Dairy farmers’ net profits fell by around 25% in the year to March 2016, and could fall further this year, according to farm accountant Old Mill.
Non-aligned milk prices dropped by around 4-6p/litre over the year, compared with 2014/15, meaning profits typically fell by more than 25%, says head of rural services Andrew Vickery. “However, profits have been extremely volatile and some producers will have suffered far greater losses.”
Supermarket-aligned suppliers fared rather better, with price cuts of between 1p and 4p/litre. “Some or all of that was offset by lower costs of production as the models seek to reflect, so profits were far less volatile.” Even so, the average price on some supermarket-aligned contracts fell by more than the cost of production, he adds. “As a result, almost all producers – whoever they supply – have endured a large hole in profits and a steep drop in turnover, which in many cases has translated into serious cash flow problems.”
Although there are signs of an uplift in milk price, producers should not expect a rapid improvement in profitability in 2016/17, warns Mr Vickery. “At the start of the 2015/16 milk year prices were in the high 20s – even if they improve by 4p/litre the 2016/17 average may not look any better. And while cereal feed prices remain low, the weaker pound is making imports; particularly of proteins like soya, more expensive.”
That said, it’s not all doom and gloom. “Many people have survived the troughs and will come out with a leaner, more efficient business that will make good profits in the future,” says Mr Vickery. “There has been a lot of belt-tightening, and the key is not to let costs of production rise again as the milk price improves.”

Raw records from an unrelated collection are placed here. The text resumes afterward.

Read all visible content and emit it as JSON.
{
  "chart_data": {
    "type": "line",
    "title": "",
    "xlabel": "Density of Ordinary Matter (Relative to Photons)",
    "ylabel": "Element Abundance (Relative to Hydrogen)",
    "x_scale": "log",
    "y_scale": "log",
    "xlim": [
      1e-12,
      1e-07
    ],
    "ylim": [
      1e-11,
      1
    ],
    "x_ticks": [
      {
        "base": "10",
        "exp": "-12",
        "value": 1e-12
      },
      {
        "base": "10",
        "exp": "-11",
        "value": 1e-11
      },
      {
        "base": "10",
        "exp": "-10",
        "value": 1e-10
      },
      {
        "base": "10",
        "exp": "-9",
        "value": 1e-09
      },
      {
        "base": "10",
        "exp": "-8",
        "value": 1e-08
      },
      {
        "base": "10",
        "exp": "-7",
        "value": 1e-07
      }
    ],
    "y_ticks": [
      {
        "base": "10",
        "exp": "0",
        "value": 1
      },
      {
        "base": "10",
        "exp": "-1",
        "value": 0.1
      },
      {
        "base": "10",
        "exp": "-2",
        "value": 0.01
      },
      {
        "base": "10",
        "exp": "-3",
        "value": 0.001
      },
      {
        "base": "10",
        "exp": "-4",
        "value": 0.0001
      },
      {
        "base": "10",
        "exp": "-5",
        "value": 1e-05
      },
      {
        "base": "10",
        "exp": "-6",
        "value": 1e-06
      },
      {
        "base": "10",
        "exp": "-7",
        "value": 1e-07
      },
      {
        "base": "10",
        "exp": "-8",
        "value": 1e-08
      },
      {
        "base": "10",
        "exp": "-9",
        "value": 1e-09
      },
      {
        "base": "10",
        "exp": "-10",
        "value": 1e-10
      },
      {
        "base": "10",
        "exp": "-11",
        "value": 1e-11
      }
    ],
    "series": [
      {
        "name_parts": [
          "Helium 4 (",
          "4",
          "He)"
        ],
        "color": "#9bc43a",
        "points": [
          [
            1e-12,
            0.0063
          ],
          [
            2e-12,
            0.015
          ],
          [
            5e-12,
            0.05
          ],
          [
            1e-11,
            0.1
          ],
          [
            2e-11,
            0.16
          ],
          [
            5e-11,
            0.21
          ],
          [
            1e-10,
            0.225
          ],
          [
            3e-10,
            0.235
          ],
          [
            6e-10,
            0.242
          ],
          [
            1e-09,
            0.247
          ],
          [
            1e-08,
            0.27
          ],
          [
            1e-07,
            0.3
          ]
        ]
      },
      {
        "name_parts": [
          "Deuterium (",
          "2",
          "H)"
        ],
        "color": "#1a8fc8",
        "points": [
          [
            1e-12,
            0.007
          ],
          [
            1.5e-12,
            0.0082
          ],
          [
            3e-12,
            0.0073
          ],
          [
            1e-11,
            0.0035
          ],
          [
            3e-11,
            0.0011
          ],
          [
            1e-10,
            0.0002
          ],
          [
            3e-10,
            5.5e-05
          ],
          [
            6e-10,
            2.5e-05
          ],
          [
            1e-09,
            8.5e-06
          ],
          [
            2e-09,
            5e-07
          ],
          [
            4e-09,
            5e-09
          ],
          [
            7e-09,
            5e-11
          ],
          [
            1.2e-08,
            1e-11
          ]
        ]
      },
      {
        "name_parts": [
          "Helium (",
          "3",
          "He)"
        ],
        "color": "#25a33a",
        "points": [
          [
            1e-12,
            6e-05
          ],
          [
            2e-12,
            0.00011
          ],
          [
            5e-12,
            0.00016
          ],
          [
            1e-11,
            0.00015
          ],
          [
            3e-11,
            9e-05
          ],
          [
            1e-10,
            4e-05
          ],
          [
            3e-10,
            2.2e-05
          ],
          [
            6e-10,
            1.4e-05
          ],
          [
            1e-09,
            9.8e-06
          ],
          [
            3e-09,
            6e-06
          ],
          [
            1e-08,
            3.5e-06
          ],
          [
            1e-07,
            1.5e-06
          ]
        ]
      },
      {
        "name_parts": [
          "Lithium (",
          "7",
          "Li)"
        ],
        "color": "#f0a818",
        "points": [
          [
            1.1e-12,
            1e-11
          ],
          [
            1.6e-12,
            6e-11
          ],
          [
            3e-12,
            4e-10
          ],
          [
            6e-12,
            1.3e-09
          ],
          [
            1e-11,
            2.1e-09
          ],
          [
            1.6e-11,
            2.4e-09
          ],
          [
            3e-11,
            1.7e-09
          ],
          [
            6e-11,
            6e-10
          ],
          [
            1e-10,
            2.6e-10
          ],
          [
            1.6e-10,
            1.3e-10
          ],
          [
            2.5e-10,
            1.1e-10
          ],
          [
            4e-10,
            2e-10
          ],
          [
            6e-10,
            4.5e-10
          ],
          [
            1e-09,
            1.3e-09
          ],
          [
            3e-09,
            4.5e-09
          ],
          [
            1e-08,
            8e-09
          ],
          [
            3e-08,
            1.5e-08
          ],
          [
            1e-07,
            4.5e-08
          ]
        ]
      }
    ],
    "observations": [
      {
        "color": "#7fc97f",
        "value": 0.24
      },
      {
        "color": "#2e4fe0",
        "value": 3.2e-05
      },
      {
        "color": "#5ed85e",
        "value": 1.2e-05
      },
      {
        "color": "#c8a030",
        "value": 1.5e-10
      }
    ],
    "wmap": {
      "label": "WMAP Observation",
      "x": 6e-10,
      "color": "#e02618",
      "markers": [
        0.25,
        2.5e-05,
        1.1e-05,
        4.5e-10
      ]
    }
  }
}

In the short-term, cash flow is likely to be the greatest challenge, even for businesses which have remained in profit. “It’s vital to draw up a clear cash flow forecast so you can see when the pinch points will arise,” he explains. “If you’re up against your overdraft limit now, speak to your bank manager early to put an extension in place or suspend capital repayments on loans for a time. Just don’t be the last person in the queue.”
Historically, farmers have tended to pay for small capital items like a building extensions out of cash flow, but that will be harder to do right now. “And some businesses have benefitted from a degree of extra credit from their suppliers, but that cannot continue indefinitely.”
When milk prices do start to improve, it’s important not to get carried away, warns Mr Vickery. “There could be the inclination to start spending fairly quickly, and it’s easy to let costs creep back in.” Of course, some cost-cutting is helpful in the short term but could be damaging to the business in the long run, so farmers need to identify where to rein in and where to invest.
“It’s very interesting to see where farmers have cut costs: Suspending investment in maintenance and repairs can only go on for so long before it starts to be detrimental. But changing management practices like making more of grazed forage and improving labour efficiencies should definitely be retained,” he adds. “There also seems to have been an increase in farmers working collectively to secure keener deals on inputs: If milk prices jump back up there’s no need to change this.”
Full analysis of clients’ figures will be unveiled in conjunction with FCG at the Dairy Show on 5 October.